Do we need a law to ban fake news?
Now that we have distinguished fake news from media bias and editorial oversights, it is useful to question if we need a law to curb it.
Early this year, Germany enforced a tough hate speech law, NetzDG. This makes it incumbent on social media giants to delete “obviously illegal” posts within 24 hours or face fine of up to 50 million Euros.
According to a Vox piece, the draft law cited “the experience in the US election campaign” as one reason for a crackdown on “punishable false reports (‘fake news’)”.
The Vox piece notes that: “Germany is particularly sensitive (and not without good reason) about allowing the proliferation of things like Holocaust denial and racist or bigoted expression. That is to say, Germany does not allow such speech, which can be punishable by both fines and prison time. In the United States, the First Amendment protects the right to almost all speech — with essentially only direct incitements to violence, credible threats, libel, and slander left undefended (and very high bars to prove the last two in court).”
Not just Germany, even French President Emmanuel Macron vowed to introduce a law to ban fake news on the Internet. This was met with criticism from both the extreme Right and Left. The essential argument being that there were enough laws to tackle fake news and that you don’t want a law that will end up curtailing free speech.
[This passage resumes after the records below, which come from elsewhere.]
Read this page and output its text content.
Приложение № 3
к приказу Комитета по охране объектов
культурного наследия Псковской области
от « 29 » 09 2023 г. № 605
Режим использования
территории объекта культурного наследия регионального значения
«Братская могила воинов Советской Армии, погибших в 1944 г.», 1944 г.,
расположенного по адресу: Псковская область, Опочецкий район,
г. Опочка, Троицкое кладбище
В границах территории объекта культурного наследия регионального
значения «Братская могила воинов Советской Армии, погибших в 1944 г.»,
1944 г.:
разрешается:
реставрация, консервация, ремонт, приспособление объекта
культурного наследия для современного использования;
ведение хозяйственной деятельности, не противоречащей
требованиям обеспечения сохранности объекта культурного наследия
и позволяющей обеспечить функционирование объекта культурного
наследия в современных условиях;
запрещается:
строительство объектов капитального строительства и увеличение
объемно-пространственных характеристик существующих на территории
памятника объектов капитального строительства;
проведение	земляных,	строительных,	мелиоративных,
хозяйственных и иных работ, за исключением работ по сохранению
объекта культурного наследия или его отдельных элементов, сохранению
In India, we have hate speech, and civil and criminal defamation laws that can deal with problems arising out of fake news — like communal violence, libel and so on. It is noteworthy that even Postcard News founder was arrested not for pedalling fake news but under Sections 120B, 153A and 295A of the Indian Penal Code. Section 120B deals with criminal conspiracy, and the others come under hate speech laws, which are problematic in themselves and are often used to quell free speech. Do we, then, need a separate law to look into lies spread through traditional or social media?
That question will need robust consultation and debate but what is certainly not desirable is to have the government decide on what’s fake and what’s real and use it to silence voices it dislikes. In the meantime, let’s hope a robust social media environment self-corrects and truth finds a funny way to come out even as we receive WhatsApp messages on how the Taj Mahal was originally a Shiv temple called Tejo Maha Aalya. The theory, by the way, was first propounded by writer PN Oak in 1989 in a book way before ‘fake news’ was a thing. His revisionist theories also asserted that Christianity was an old Vedic religion called Krishn-neeti and that the Vatican was originally called Vatika. Indian-born American academic Srinivas Aravamudan noted that Oak’s theories owed their origins to “deep punning” and I, for one, wouldn’t want a law to come in the way of such rich entertainment.